I’ll go one better, are the actions of people who do evil that doesn’t in anyway affect you worth you NOT being considered a Child of the most High?
There is a reason that Jesus said “Anyone who has seen me has seen the Father” John 14:9
As a Christian, no man or woman’s actions are worth you losing your Godliness over, yes it’s easy to want “payback” yes it’s easy to want to hate the person that you see doing evil, but just remember that Hating is an evil too and even though your hate may be concealed from everyone else it is not concealed from God from whom it really counts.
Hate glorifies Satan, Love glorifies God, ask yourself in those moments when the temptation to hate comes your way whom is it that you seek to glorify and then you will know whose child you really are.
The scripture following the opening scripture is the one where Jesus is telling us not to judge, it is one of the most incorrectly used scriptures that has ever left the mouth of man, it says
Luke 6:37-38
“Judge not, and you shall not be judged. Condemn not, and you shall not be condemned. Forgive, and you will be forgiven. Give, and it will be given to you: good measure, pressed down, shaken together, and running over will be put into your bosom. For with the same measure that you use, it will be measured back to you.”
What Jesus was saying had to do with judging the being of a person, judging their heart, who they really were, this is put into context later on in the scripture when He talks about the blind leading the blind and removing the plank from your eye before removing the speck from your brothers.
It is one thing to judge a person and totally another to judge the actions of that person, judging the actions of that person is how we direct them out of sin and towards God, Judging our OWN actions is how we examine whether or not we are truly in the faith, something I have spoken of before from this pulpit, just be very careful about judging those that we see doing evil so that you in your blindness fall into the ditch of false piety.

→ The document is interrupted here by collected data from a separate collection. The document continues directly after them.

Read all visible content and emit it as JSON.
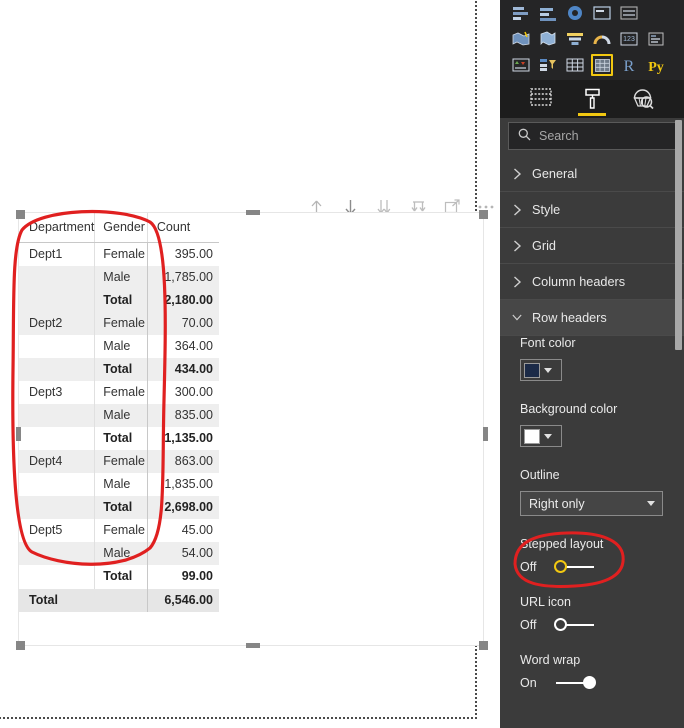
{
  "visual": {
    "type": "matrix",
    "columns": [
      "Department",
      "Gender",
      "Count"
    ],
    "rows": [
      {
        "dept": "Dept1",
        "gender": "Female",
        "count": "395.00",
        "band": false,
        "total": false
      },
      {
        "dept": "",
        "gender": "Male",
        "count": "1,785.00",
        "band": true,
        "total": false
      },
      {
        "dept": "",
        "gender": "Total",
        "count": "2,180.00",
        "band": true,
        "total": true
      },
      {
        "dept": "Dept2",
        "gender": "Female",
        "count": "70.00",
        "band": true,
        "total": false
      },
      {
        "dept": "",
        "gender": "Male",
        "count": "364.00",
        "band": false,
        "total": false
      },
      {
        "dept": "",
        "gender": "Total",
        "count": "434.00",
        "band": true,
        "total": true
      },
      {
        "dept": "Dept3",
        "gender": "Female",
        "count": "300.00",
        "band": false,
        "total": false
      },
      {
        "dept": "",
        "gender": "Male",
        "count": "835.00",
        "band": true,
        "total": false
      },
      {
        "dept": "",
        "gender": "Total",
        "count": "1,135.00",
        "band": false,
        "total": true
      },
      {
        "dept": "Dept4",
        "gender": "Female",
        "count": "863.00",
        "band": true,
        "total": false
      },
      {
        "dept": "",
        "gender": "Male",
        "count": "1,835.00",
        "band": false,
        "total": false
      },
      {
        "dept": "",
        "gender": "Total",
        "count": "2,698.00",
        "band": true,
        "total": true
      },
      {
        "dept": "Dept5",
        "gender": "Female",
        "count": "45.00",
        "band": false,
        "total": false
      },
      {
        "dept": "",
        "gender": "Male",
        "count": "54.00",
        "band": true,
        "total": false
      },
      {
        "dept": "",
        "gender": "Total",
        "count": "99.00",
        "band": false,
        "total": true
      }
    ],
    "grand_total": {
      "label": "Total",
      "count": "6,546.00"
    }
  },
  "drill_toolbar": {
    "buttons": [
      {
        "name": "drill-up",
        "tooltip": "Drill up"
      },
      {
        "name": "drill-down",
        "tooltip": "Drill down"
      },
      {
        "name": "expand-all-down",
        "tooltip": "Expand all down one level"
      },
      {
        "name": "go-to-next-level",
        "tooltip": "Go to the next level in the hierarchy"
      },
      {
        "name": "focus-mode",
        "tooltip": "Focus mode"
      },
      {
        "name": "more-options",
        "tooltip": "More options"
      }
    ]
  },
  "annotations": [
    {
      "name": "row-headers-highlight",
      "shape": "ellipse",
      "color": "#e02020"
    },
    {
      "name": "stepped-layout-highlight",
      "shape": "ellipse",
      "color": "#e02020"
    }
  ],
  "panel": {
    "gallery": {
      "selected": "matrix-visual-icon",
      "rows": [
        [
          "stacked-bar-chart-icon",
          "clustered-bar-chart-icon",
          "donut-chart-icon",
          "card-icon",
          "multi-row-card-icon"
        ],
        [
          "filled-map-icon",
          "shape-map-icon",
          "funnel-icon",
          "gauge-icon",
          "card-number-icon",
          "multi-row-card-2-icon"
        ],
        [
          "kpi-icon",
          "slicer-icon",
          "table-icon",
          "matrix-visual-icon",
          "r-script-visual-icon",
          "python-visual-icon"
        ],
        [
          "arcgis-maps-icon",
          "more-visuals-icon"
        ]
      ]
    },
    "tabs": [
      {
        "name": "fields-tab",
        "icon": "fields-icon",
        "active": false
      },
      {
        "name": "format-tab",
        "icon": "paint-roller-icon",
        "active": true
      },
      {
        "name": "analytics-tab",
        "icon": "analytics-magnifier-icon",
        "active": false
      }
    ],
    "search": {
      "placeholder": "Search",
      "value": ""
    },
    "sections": [
      {
        "label": "General",
        "open": false
      },
      {
        "label": "Style",
        "open": false
      },
      {
        "label": "Grid",
        "open": false
      },
      {
        "label": "Column headers",
        "open": false
      },
      {
        "label": "Row headers",
        "open": true
      }
    ],
    "row_headers": {
      "font_color": {
        "label": "Font color",
        "value": "#1b2a47"
      },
      "background_color": {
        "label": "Background color",
        "value": "#ffffff"
      },
      "outline": {
        "label": "Outline",
        "value": "Right only"
      },
      "stepped_layout": {
        "label": "Stepped layout",
        "state": "Off",
        "on": false
      },
      "url_icon": {
        "label": "URL icon",
        "state": "Off",
        "on": false
      },
      "word_wrap": {
        "label": "Word wrap",
        "state": "On",
        "on": true
      }
    }
  },
  "colors": {
    "accent_yellow": "#f2c811",
    "panel_bg": "#3b3b3b",
    "gallery_bg": "#252526",
    "tabs_bg": "#1d1d1d",
    "annotation_red": "#e02020",
    "row_band": "#eeeeee"
  }
}
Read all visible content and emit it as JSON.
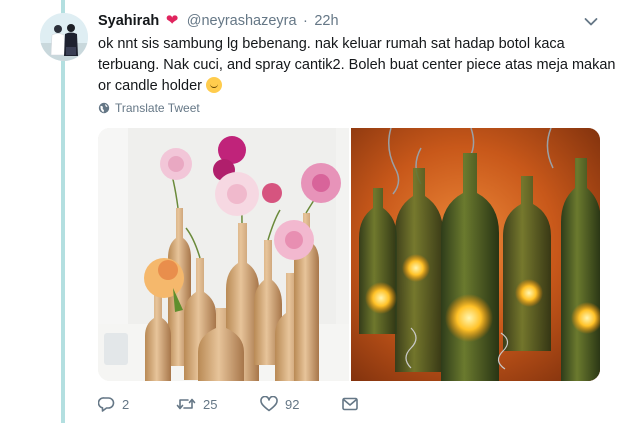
{
  "tweet": {
    "display_name": "Syahirah",
    "verified_emoji": "heart-icon",
    "handle": "@neyrashazeyra",
    "separator": "·",
    "timestamp": "22h",
    "text_lines": [
      "ok nnt sis sambung lg bebenang. nak keluar rumah sat hadap botol kaca",
      "terbuang. Nak cuci, and spray cantik2. Boleh buat center piece atas meja makan",
      "or candle holder"
    ],
    "text_emoji": "face-with-hand-over-mouth-emoji",
    "translate_label": "Translate Tweet"
  },
  "media": {
    "photos": [
      {
        "name": "gold-painted-bottles-with-flowers"
      },
      {
        "name": "green-bottle-candle-holders"
      }
    ]
  },
  "actions": {
    "reply_count": "2",
    "retweet_count": "25",
    "like_count": "92"
  },
  "colors": {
    "thread_line": "#b3dfe0",
    "text": "#14171a",
    "muted": "#657786",
    "heart": "#e0245e"
  }
}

Jesus words as he hung on the cross were
“Father forgive them for they know not what they do”
(Luke 23:34)
Instead when we are tempted to hate and to judge, ask yourself, “if these people really knew there was a God and that they would be judged for what they were doing would they be doing it?” I can almost assure you that if they REALLY believed and knew there was a God no one would do wrong intentionally. Because the fear of His judgment is an eternal judgment unlike man’s judgment which like this world is temporary.
What I hope you get from today’s message is that we must all be careful of not hating, that we must all be careful of who we judge and how we judge, that Love and Mercy overcome Hate and Vengeance and in order for us to be called a Child of God this is not optional.
What if those out there doing violence and spewing hate, instead showed Loved, Mercy and forgiveness, what if they instead of hating people instead prayed for people.
There is always going to be a reaction to evil in this world, wouldn’t it be nice if it were always a Godly reaction?